Jason Lane-Sellers, Director of Market Planning at LexisNexis Risk Solutions, explores how Gen Z’s overly trusting nature towards streaming sites could be a grand folly.
Gen Z (16-24-year-olds) trust TV streaming companies more than they trust their bank, according to new research from LexisNexis Risk Solutions and Censuswide UK. Messaging apps and social media platforms also rank highly in young people’s assessment of which digital services they can be most confident in using.
This is in stark contrast to those aged 55+, just 68% of whom trust the media streaming services and less than half who trust social media companies, compared to nearly 90% that say they trust their bank.
The research highlights clear generational differences in attitudes to newer and digital-only brands, with younger people far more willing to trust them to act in their best interests than their parents and more comfortable using mobile and tablet devices when making high-value transactions.
Older generations, on the other hand, show more affinity with desktop PCs for big transactions and are more likely to trust established brands over new ones. They value face-to-face discussions over digital interactions and prefer people over technology.
This is perhaps not entirely surprising. Gen Z is, after all, the first truly digitally native group, having grown up online with social media, and using multiple wireless devices. They spend the most time of any generation online, averaging 10.6 hours a day compared to 8.5 for Millennials, according to Adobe.
In contrast, their Baby Boomer and Generation X parents and grandparents remember a world before the internet, first accessed the internet via desktop and received their TV programmes through an aerial or dish.
Building trust
This new research is certainly positive news for media companies and demonstrates the extent to which these brands have, over a relatively short time frame, gone from start-ups to trusted household names.
However, it also suggests Gen Z’s confidence is translating into a somewhat too liberal approach to managing personal data security online. For example, a worrying 79% of 16-24-year-olds admitted to sharing their passwords to subscription streaming services with family and friends. That compares with only 54% of 35-44-year-olds and just 20% of those aged 55+.
This may seem harmless but combined with the tendency for people to use the same password across multiple online accounts – which a 2019 Google study found that over half of people admit to doing – leaves Gen Z and others wide open to all kinds of fraud and social engineering scams.
The latest fraud statistics from UK Finance show almost 200,000 Authorised Push Payment (APP) scams were reported last year, with net losses up 39%. APP fraud now represents close to half of all fraud, driven in large part by social engineering scams.
Beating the fraudsters
Impersonation fraud – a leading form of APP scam – combines misappropriated personal information and a strong serving of bravado to manipulate victims into making online transfers or giving up control of their accounts. It’s the hardest fraud to detect and prevent, because it’s perpetrated through the genuine customer themselves, using their normal device – to all intents and purposes, nothing looks suspicious.
Fraudsters only need a few key details to commit APP fraud, for example, the name of the bank, the last four digits of a card and the date of a Direct Debit payment. And they don’t have to infiltrate bank-level security to obtain them.
The scam starts around five steps back from the financial sector. Phishing or smishing attacks harvest victims’ login credentials – username and password combinations – before mass testing them using bot attacks.
Our Cybercrime Report shows around 1.6 billion high-velocity bot attacks took place globally in just the second half of 2021, specifically targeting sectors with less robust controls, including the communications, mobile and media services (CMM) sector, which saw attack volumes soar by 894%.
Password reset attempts are another route with one in eight reset requests now a suspected fraud attempt, our analysis shows. Once the credentials are validated, it’s an open door for fraudsters to harvest the details they need.
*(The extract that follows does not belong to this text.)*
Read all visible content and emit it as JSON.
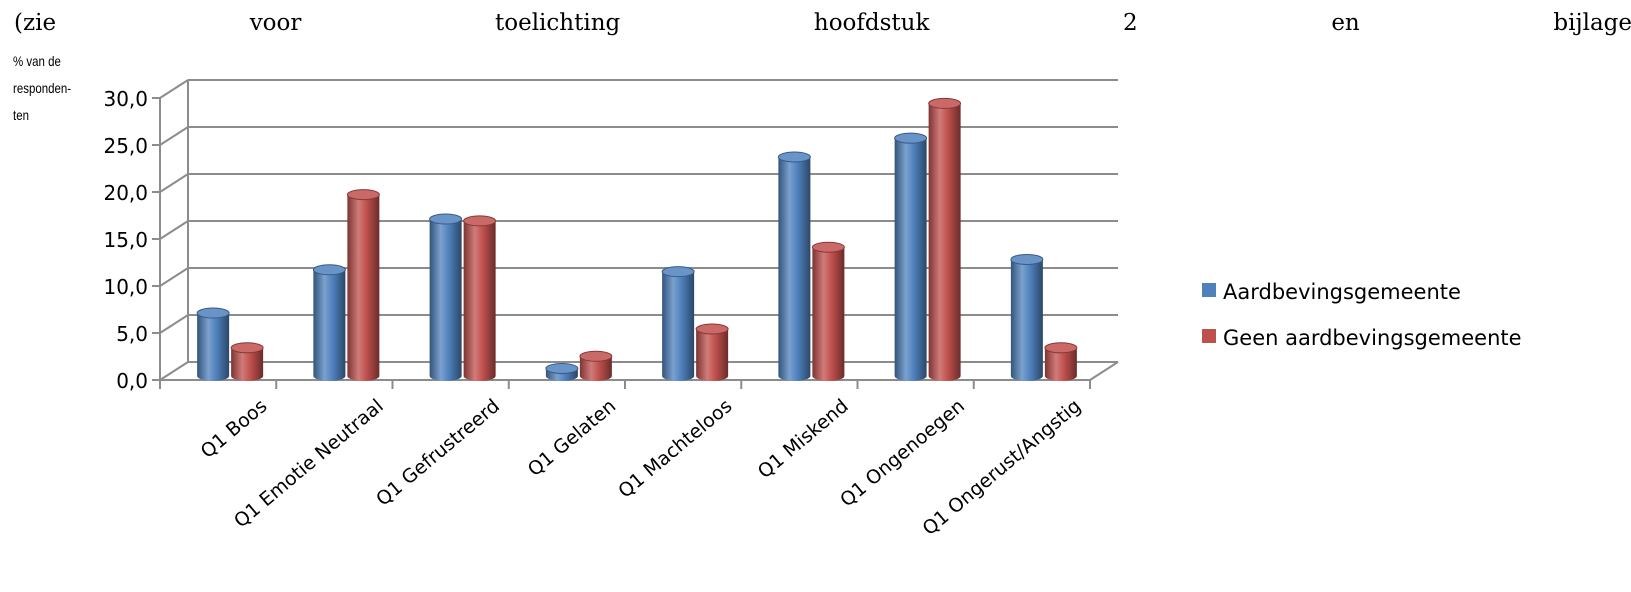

The logical solution for fighting back against these dreadful crimes must therefore be to starve the fraudsters of the supply of information that gives them the advantage.
This can be achieved with some relatively easy measures: first, by better educating the market and consumers on the techniques used to steal and validate the information; second, by applying technology-driven protocols akin to PSD2, combined with market-leading UX design, to significantly improve account integrity, without reducing the experience for customers.
Combine this with more effective cross-industry collaboration and information exchange and we could realistically see a quantum leap forward in fraud prevention. Cross-institutional intelligence sharing of fraud risk indicators and alerting mechanisms is already proven via our own Digital Identity Network.
Be a network to fight a network
The challenge is to work hand in hand with the regulators and government to loosen the restraints and open up collaboration even further. This would help create a truly watertight online ecosystem that keeps the door firmly shut to fraudsters.
The incentive for the communications, mobile and media sectors, and many others besides, is clear. No sector or organisation wants to deal with the reputational fall-out of being identified as a third-party enabler of fraud, due to failing to suitably protect the integrity of its customers’ accounts and allowing a flow of misappropriated information upstream towards the financial services sector. It’s time for all sectors operating online services to take collective responsibility and recognise that fraud is a problem we all share.
As we say at LexisNexis Risk Solutions, you have to be a network to fight a network. So, let’s be a network that benefits from global shared intelligence and work together to keep these pernicious scams in all their forms, at bay.